THERE are many lessons that we all can learn from the changing tastes of the electorate these days. With politics fast becoming a top priority as bread and butter, politicians especially need to keep their ears closer to the ground and try not to blink at the problems facing society.
The big win by ostracized Republican candidate Donald Trump over well-established Democrat Hillary Clinton is even baffling some of the best pollsters around, including CADRES’ Peter Wickham, who admitted to being floored by Americans’ decision on Tuesday.
That many people have shifted to analyzing a government’s performance on a day-to-day basis as opposed to the traditional four- or five-year tenure should be a known variable to politicians by now. No more are people swayed by government’s good performances; in fact, people are even bypassing better for best.
It is a hard realization for Hillary Clinton to arrive at: that an irascible, shoot-from-the-hip candidate who claims he is not a politician – and whose own party virtually disowned him — actually trumped a candidate who served as First Lady twice and as Secretary of State. It must be even more unfathomable that Trump’s personal baggage meant less to the electorate than Clinton’s political failings.
Here in Saint Lucia, longevity in politics is seen as the yardstick by which the electorate should be guided. However, what Americans demonstrated this week is that years of service do not always obscure the fact that people will have their doubts about a candidate’s true mettle. Conversely, to use the American elections, sometimes fresh blood from out-siders fires up an electorate better than would familiar faces.

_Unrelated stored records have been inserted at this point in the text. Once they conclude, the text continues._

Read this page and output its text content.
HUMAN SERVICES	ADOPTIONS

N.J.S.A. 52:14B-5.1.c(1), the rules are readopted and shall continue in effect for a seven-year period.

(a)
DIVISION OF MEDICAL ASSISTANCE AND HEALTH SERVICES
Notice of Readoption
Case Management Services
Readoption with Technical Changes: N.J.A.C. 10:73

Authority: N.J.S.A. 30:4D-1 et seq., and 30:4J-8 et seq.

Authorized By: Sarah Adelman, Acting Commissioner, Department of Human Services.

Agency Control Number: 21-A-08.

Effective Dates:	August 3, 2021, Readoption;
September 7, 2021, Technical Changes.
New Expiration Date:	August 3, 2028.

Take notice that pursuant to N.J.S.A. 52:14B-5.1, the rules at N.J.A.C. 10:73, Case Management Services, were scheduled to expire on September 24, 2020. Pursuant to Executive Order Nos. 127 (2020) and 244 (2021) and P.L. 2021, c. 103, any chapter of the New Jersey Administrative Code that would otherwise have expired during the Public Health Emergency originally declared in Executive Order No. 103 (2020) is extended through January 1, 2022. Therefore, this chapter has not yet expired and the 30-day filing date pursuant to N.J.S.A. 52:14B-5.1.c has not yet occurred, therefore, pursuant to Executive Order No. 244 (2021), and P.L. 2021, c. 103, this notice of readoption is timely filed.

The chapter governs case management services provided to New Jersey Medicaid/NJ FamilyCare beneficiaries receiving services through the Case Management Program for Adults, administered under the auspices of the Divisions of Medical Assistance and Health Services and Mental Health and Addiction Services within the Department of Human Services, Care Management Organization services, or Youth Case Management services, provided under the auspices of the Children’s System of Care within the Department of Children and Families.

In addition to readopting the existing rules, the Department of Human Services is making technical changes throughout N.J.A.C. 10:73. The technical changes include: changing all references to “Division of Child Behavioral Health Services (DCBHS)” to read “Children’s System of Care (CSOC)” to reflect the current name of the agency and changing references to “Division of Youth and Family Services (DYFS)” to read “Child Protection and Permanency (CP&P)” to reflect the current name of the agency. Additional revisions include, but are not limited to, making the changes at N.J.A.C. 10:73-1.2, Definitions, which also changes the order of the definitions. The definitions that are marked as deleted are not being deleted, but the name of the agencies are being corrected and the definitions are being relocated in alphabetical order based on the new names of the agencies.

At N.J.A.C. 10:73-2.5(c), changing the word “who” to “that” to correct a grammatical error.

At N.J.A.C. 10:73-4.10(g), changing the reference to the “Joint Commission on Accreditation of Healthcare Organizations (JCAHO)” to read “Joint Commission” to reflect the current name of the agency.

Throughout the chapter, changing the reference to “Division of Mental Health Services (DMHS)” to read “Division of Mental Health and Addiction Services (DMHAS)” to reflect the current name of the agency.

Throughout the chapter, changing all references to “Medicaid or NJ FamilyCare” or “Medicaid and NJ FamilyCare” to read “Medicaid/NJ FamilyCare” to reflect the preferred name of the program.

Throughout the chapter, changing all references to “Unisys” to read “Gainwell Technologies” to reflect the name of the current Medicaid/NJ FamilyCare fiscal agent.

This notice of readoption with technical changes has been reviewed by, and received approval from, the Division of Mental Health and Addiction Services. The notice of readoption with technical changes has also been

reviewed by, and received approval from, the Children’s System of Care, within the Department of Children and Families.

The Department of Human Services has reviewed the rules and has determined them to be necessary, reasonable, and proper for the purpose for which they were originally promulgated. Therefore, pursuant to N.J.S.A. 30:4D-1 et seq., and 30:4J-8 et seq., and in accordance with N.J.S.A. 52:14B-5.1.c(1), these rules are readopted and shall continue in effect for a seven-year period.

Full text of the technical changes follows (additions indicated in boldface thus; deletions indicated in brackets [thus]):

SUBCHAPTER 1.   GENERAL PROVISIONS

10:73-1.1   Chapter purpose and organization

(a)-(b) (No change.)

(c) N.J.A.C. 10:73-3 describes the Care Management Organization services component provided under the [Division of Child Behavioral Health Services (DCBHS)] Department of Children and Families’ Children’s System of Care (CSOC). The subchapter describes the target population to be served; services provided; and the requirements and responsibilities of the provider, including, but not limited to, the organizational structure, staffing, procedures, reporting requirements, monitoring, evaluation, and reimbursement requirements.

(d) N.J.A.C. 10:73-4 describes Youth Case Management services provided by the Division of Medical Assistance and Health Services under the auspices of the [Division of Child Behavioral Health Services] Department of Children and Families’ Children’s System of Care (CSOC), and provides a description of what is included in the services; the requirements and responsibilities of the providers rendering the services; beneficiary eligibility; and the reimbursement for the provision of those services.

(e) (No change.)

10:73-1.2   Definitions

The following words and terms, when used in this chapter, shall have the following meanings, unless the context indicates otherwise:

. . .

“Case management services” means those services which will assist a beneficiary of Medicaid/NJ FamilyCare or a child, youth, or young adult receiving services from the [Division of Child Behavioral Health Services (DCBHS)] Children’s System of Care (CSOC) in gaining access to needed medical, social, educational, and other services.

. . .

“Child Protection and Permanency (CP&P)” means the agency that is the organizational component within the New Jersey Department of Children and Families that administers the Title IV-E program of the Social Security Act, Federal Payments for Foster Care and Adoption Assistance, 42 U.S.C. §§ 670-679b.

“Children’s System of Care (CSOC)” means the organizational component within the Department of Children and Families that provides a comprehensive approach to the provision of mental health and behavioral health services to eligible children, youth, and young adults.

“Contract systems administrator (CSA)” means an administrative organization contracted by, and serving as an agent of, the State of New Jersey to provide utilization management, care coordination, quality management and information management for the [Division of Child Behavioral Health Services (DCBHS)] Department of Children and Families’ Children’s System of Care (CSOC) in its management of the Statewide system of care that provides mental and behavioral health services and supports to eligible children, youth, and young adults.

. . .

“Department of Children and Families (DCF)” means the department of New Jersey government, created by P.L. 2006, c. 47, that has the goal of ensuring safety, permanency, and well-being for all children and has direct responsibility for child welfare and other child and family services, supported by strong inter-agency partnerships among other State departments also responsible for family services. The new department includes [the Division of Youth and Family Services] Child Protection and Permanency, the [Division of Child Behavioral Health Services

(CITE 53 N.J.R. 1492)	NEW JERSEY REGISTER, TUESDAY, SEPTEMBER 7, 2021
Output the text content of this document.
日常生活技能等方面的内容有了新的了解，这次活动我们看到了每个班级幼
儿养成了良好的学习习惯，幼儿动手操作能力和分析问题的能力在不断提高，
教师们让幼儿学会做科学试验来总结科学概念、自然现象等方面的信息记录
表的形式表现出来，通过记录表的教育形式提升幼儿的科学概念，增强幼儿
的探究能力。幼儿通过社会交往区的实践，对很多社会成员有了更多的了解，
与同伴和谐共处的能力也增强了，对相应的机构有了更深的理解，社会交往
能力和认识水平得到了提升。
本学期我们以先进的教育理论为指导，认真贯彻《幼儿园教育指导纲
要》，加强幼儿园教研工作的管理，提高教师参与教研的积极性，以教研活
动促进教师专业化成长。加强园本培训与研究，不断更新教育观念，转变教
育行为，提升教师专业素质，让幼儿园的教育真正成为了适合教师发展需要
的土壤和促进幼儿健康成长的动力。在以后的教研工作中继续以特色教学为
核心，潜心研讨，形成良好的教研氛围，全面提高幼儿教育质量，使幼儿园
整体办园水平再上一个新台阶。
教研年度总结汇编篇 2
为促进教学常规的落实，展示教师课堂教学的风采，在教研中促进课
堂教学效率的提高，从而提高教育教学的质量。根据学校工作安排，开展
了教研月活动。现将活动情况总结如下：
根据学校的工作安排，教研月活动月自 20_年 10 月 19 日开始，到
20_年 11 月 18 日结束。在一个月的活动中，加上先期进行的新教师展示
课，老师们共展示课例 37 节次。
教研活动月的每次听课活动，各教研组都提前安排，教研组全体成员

The world continues to listen to and monitor President-elect Trump’s actions and the microscope will be placed even more acutely on him after he take office in January. As is the case with politics sometimes, Barack Obama – and Hillary Clinton’s – legacy would be thoroughly compared against that of the incoming Commander-in-Chief, something many Saint Lucians are already doing with respect to their own peculiar situation at home.